Он спросил об этом Роши, когда тот закончил свои дела и улегся рядом. Но приемный отец снова завел речь про круговорот и про то, что каждому внутри него отведено свое место:

– В тебе всего достаточно, щенок. Однажды ты это поймешь. Если ты не можешь бесконечно бежать, не чувствуя усталости – значит, так надо. Все на свете пр-р-роисходит так, как надо.

– Если во мне всего достаточно, то почему тогда ты так строго меня учишь? – с усмешкой спросил Раска, ухватившись за слова и переменив тему. Роши частенько проверял пасынка: указывал на растения, ягоды или грибы, заставлял отвечать, ядовиты ли они, пригодны ли в пищу. Слушать поступь зверей и их перекличку, угадывать скрытые послания в птичьих трелях, замечать, на какой стороне стволов растет мох, как шуршит листва над головой – Роши потратил немало сил, чтобы обучить Раску языку леса.

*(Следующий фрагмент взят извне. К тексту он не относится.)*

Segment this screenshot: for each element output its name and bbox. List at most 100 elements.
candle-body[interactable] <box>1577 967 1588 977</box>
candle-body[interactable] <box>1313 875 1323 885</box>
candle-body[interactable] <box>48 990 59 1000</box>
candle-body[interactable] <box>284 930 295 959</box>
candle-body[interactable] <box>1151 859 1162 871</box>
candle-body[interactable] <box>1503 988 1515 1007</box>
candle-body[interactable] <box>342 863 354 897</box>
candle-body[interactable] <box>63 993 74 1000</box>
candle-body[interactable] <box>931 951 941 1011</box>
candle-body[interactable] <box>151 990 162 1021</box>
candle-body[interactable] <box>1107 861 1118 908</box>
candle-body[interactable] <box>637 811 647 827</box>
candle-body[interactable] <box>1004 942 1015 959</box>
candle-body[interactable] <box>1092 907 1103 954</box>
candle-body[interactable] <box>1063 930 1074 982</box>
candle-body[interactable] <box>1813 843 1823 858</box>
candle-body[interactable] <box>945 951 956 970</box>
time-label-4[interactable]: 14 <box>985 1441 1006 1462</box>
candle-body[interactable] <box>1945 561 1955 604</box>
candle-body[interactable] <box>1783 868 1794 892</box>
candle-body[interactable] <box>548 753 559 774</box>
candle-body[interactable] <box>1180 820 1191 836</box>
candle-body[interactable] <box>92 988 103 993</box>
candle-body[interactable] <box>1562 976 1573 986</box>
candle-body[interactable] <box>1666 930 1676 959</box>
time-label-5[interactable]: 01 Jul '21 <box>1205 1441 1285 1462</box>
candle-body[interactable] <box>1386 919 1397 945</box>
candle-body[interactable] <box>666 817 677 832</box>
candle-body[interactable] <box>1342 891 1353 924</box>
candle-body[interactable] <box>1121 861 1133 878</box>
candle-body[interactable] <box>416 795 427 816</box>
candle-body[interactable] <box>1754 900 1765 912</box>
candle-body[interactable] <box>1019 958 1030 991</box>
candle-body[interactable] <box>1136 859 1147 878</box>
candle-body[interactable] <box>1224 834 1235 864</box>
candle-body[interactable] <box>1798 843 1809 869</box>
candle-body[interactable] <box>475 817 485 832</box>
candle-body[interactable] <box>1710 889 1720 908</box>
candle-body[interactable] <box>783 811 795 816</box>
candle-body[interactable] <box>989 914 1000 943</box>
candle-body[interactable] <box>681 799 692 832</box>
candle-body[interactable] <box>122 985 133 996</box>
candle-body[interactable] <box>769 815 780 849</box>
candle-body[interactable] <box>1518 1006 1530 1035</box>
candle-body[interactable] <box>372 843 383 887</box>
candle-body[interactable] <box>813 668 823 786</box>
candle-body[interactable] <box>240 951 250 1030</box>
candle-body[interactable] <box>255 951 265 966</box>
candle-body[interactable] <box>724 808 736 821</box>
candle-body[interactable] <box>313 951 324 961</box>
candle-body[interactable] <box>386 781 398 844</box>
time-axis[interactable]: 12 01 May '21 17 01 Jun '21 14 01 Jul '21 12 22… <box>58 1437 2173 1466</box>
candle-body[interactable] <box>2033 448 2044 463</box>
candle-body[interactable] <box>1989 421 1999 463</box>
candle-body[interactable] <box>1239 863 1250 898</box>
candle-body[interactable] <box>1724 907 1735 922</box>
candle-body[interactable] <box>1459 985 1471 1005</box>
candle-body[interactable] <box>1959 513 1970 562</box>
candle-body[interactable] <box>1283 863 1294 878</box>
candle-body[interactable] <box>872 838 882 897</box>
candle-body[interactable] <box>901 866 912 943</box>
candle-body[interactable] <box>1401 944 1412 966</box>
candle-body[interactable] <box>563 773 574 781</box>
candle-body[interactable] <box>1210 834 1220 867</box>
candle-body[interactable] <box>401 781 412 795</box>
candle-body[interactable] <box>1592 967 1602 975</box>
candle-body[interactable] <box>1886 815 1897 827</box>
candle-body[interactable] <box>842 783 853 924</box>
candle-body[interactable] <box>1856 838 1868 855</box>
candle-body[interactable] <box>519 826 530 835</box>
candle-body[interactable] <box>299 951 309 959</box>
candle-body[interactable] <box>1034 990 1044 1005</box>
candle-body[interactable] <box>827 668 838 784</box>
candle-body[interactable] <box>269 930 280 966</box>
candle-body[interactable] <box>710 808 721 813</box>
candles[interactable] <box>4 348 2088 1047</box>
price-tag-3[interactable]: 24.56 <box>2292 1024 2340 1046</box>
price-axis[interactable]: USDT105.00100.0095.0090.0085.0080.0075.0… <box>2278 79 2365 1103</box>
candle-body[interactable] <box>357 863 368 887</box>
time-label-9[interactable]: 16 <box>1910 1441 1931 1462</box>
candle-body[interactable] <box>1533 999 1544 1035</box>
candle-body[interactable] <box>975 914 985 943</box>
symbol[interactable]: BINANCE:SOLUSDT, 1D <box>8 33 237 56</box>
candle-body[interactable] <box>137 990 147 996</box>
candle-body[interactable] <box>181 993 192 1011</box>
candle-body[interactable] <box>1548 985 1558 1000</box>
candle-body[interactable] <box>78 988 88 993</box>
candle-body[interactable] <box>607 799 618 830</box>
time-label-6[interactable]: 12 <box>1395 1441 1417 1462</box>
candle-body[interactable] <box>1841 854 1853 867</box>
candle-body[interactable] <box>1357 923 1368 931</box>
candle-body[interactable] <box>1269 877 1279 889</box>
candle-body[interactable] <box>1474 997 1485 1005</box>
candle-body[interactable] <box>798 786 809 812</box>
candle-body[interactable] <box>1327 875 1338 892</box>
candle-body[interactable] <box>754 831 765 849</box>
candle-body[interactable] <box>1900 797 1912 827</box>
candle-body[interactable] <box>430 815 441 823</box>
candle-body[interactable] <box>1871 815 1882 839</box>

– Хватит говор-р-рить глупости.

– Ну какие же это глупости? Как понять, какое место в круговороте отведено мне? И как узнать, точно ли во мне всего достаточно, или чего-то важного не хватает?

Роши обнажил длинные клыки и зарычал, а еще раздраженно замахал хвостом, поднимая пыль. Испугавшись, Раска примолк и после долго не мог заснуть, думая о том, что же неправильного было в его вопросе.

На следующий день Роши позволил пасынку покинуть пещеру, лишь убедившись, что у того ничего не болит. После вчерашнего разговора Раска был не в настроении, но его угрюмость быстро рассеялась: лес столь богат на развлечения и на живущих в нем существ, с которыми можно интересно провести время – так что переживать почем зря?